When they arrive at their scheme they go in; down empty corridors, through empty communal lounges, areas that usually have familiar residents occupying their favourite spots. The scheme managers carry out the alarm test and thankfully everything is working okay. They then hurry out just in case they meet a resident. Not because they don’t care. It’s because they know residents will want to have a chat and our scheme managers will want to talk to them; ask them how they are, do they have enough food, are they lonely, are they in touch of with their family… But they are some of the most vulnerable in society, so social distancing must be respected.
Yet there is consolation. The next part of the job, when they get home, is to phone each resident in the schemes they look after to carry out wellbeing checks - now the conversation can happen. The team has made over 6,000 phone calls so far. For the majority, it’s positive but where there are issues, scheme managers are always on standby with some warm advice. Every scheme manager dreads the situation when no one answers the phone; and still no answer when they check again. Tragically there have been two deaths from coronavirus in our schemes so far.

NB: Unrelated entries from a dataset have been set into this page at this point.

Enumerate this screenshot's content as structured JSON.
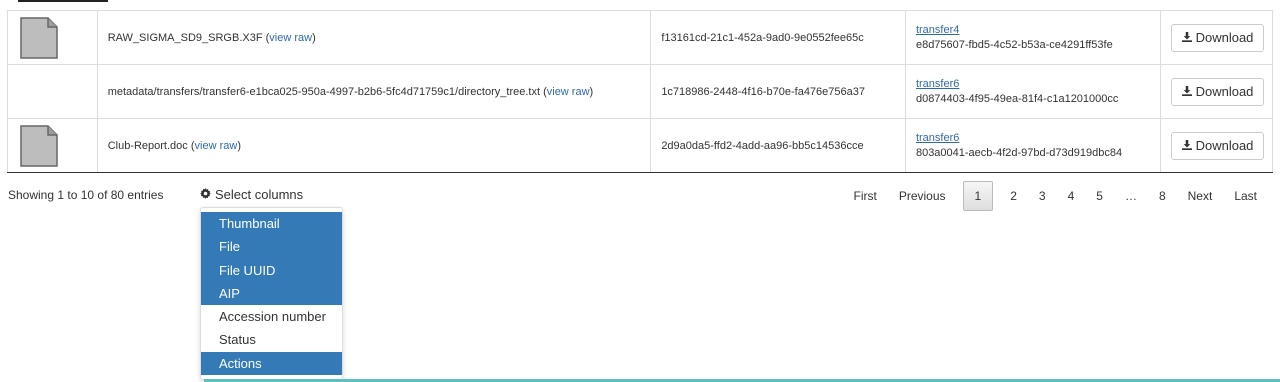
{
  "rows": [
    {
      "has_thumb": true,
      "file": "RAW_SIGMA_SD9_SRGB.X3F",
      "view_raw": "view raw",
      "uuid": "f13161cd-21c1-452a-9ad0-9e0552fee65c",
      "aip_name": "transfer4",
      "aip_uuid": "e8d75607-fbd5-4c52-b53a-ce4291ff53fe",
      "action": "Download"
    },
    {
      "has_thumb": false,
      "file": "metadata/transfers/transfer6-e1bca025-950a-4997-b2b6-5fc4d71759c1/directory_tree.txt",
      "view_raw": "view raw",
      "uuid": "1c718986-2448-4f16-b70e-fa476e756a37",
      "aip_name": "transfer6",
      "aip_uuid": "d0874403-4f95-49ea-81f4-c1a1201000cc",
      "action": "Download"
    },
    {
      "has_thumb": true,
      "file": "Club-Report.doc",
      "view_raw": "view raw",
      "uuid": "2d9a0da5-ffd2-4add-aa96-bb5c14536cce",
      "aip_name": "transfer6",
      "aip_uuid": "803a0041-aecb-4f2d-97bd-d73d919dbc84",
      "action": "Download"
    }
  ],
  "footer": {
    "info": "Showing 1 to 10 of 80 entries",
    "select_columns": "Select columns"
  },
  "columns_menu": [
    {
      "label": "Thumbnail",
      "selected": true
    },
    {
      "label": "File",
      "selected": true
    },
    {
      "label": "File UUID",
      "selected": true
    },
    {
      "label": "AIP",
      "selected": true
    },
    {
      "label": "Accession number",
      "selected": false
    },
    {
      "label": "Status",
      "selected": false
    },
    {
      "label": "Actions",
      "selected": true
    }
  ],
  "pagination": {
    "first": "First",
    "previous": "Previous",
    "pages": [
      "1",
      "2",
      "3",
      "4",
      "5",
      "…",
      "8"
    ],
    "current": "1",
    "next": "Next",
    "last": "Last"
  },
  "colors": {
    "accent": "#337ab7",
    "link": "#2f6ba8",
    "teal": "#5bc0be"
  },
  "icons": {
    "thumbnail": "generic-file-icon",
    "download": "download-icon",
    "columns": "gear-icon"
  }
}
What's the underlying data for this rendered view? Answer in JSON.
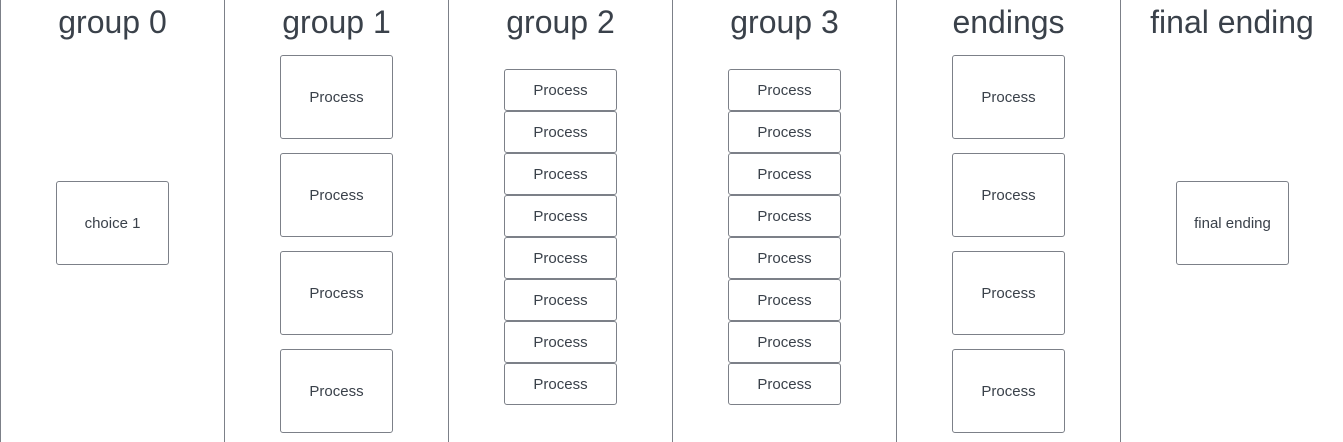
{
  "lanes": [
    {
      "title": "group 0",
      "nodes": [
        "choice 1"
      ]
    },
    {
      "title": "group 1",
      "nodes": [
        "Process",
        "Process",
        "Process",
        "Process"
      ]
    },
    {
      "title": "group 2",
      "nodes": [
        "Process",
        "Process",
        "Process",
        "Process",
        "Process",
        "Process",
        "Process",
        "Process"
      ]
    },
    {
      "title": "group 3",
      "nodes": [
        "Process",
        "Process",
        "Process",
        "Process",
        "Process",
        "Process",
        "Process",
        "Process"
      ]
    },
    {
      "title": "endings",
      "nodes": [
        "Process",
        "Process",
        "Process",
        "Process"
      ]
    },
    {
      "title": "final ending",
      "nodes": [
        "final ending"
      ]
    }
  ]
}
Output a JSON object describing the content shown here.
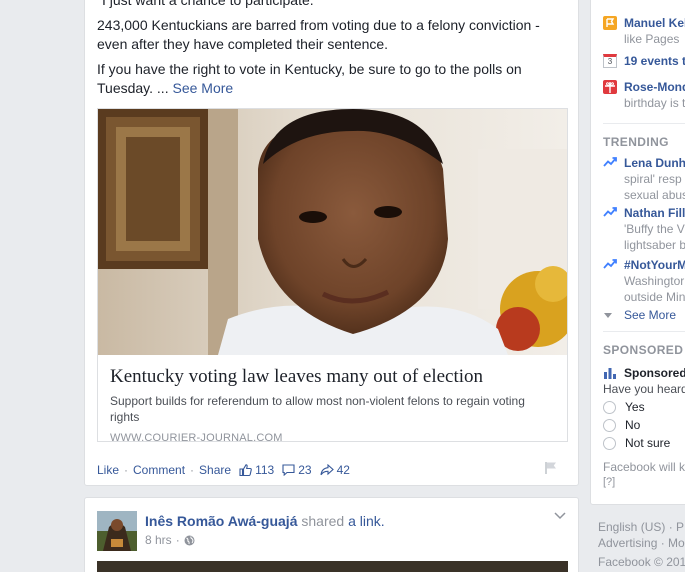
{
  "post1": {
    "quote": "\"I just want a chance to participate.\"",
    "paragraph1": "243,000 Kentuckians are barred from voting due to a felony conviction - even after they have completed their sentence.",
    "paragraph2": "If you have the right to vote in Kentucky, be sure to go to the polls on Tuesday. ...",
    "see_more": "See More",
    "link": {
      "title": "Kentucky voting law leaves many out of election",
      "description": "Support builds for referendum to allow most non-violent felons to regain voting rights",
      "domain": "WWW.COURIER-JOURNAL.COM"
    },
    "actions": {
      "like": "Like",
      "comment": "Comment",
      "share": "Share"
    },
    "stats": {
      "likes": "113",
      "comments": "23",
      "shares": "42"
    }
  },
  "post2": {
    "author": "Inês Romão Awá-guajá",
    "shared_text": "shared",
    "link_text": "a link.",
    "time": "8 hrs"
  },
  "sidebar": {
    "notifications": [
      {
        "main": "Manuel Kel",
        "sub": "like Pages",
        "icon": "page-icon"
      },
      {
        "main": "19 events t",
        "sub": "",
        "icon": "calendar-icon",
        "day": "3"
      },
      {
        "main": "Rose-Mond",
        "sub": "birthday is t",
        "icon": "gift-icon"
      }
    ],
    "trending_header": "TRENDING",
    "trending": [
      {
        "title": "Lena Dunh",
        "lines": [
          "spiral' resp",
          "sexual abus"
        ]
      },
      {
        "title": "Nathan Fill",
        "lines": [
          "'Buffy the V",
          "lightsaber b"
        ]
      },
      {
        "title": "#NotYourM",
        "lines": [
          "Washingtor",
          "outside Min"
        ]
      }
    ],
    "see_more": "See More",
    "sponsored_header": "SPONSORED",
    "poll": {
      "title": "Sponsored",
      "question": "Have you heard",
      "options": [
        "Yes",
        "No",
        "Not sure"
      ],
      "note": "Facebook will k",
      "note_link": "[?]"
    }
  },
  "footer": {
    "lang": "English (US) · P",
    "line2": "Advertising · Mo",
    "copyright": "Facebook © 201"
  },
  "colors": {
    "link": "#365899",
    "muted": "#90949c",
    "text": "#1d2129",
    "background": "#e9ebee"
  }
}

And the day’s not always done come 5pm. A call can come through saying that an alarm has developed a fault so a site visit with a contractor is necessary. And it starts all over again.
It’s a similar story for our intermediate rent property managers who are doing an amazing job supporting front line NHS staff. They need to carry out weekly alarm tests for our cluster accommodation at Northwick Park Hospital where we have 17 rooms, and ensure that rooms are turned around quickly for the constant rotation of doctors and nurses using them. It’s obviously a worry being so close to the front line of the nation’s response to coronavirus.
Many of our residents are facing income challenges during these testing times. We’re hearing stories of residents phoning the DWP only to be told they are one of thousands in the queue. But our income officers still need to ensure people are paying their rent; what a task when we hear every day that people are losing their lives! In times like these, it comes down to the skill and compassion of the individual officers at being able to have those difficult conversations. Fortunately, the Government has put measures in place to help people who may lose their jobs or have a reduced income, and this helps our income officers in their daily conversations with residents who are having difficulty. The income team has carried out over 1,700 actions over the last week which is way more than during normal times and I’m pleased to say our income has not yet seen any significant degradation.
This is just a snapshot of the lives of some of our front-line workers who are working incredibly hard to keep our residents safe and support the national response to coronavirus. Many of them are still required to be out and about during the lockdown. There are many more across Network Homes including from repairs, compliance and neighbourhood management teams. We should applaud each and every one of them.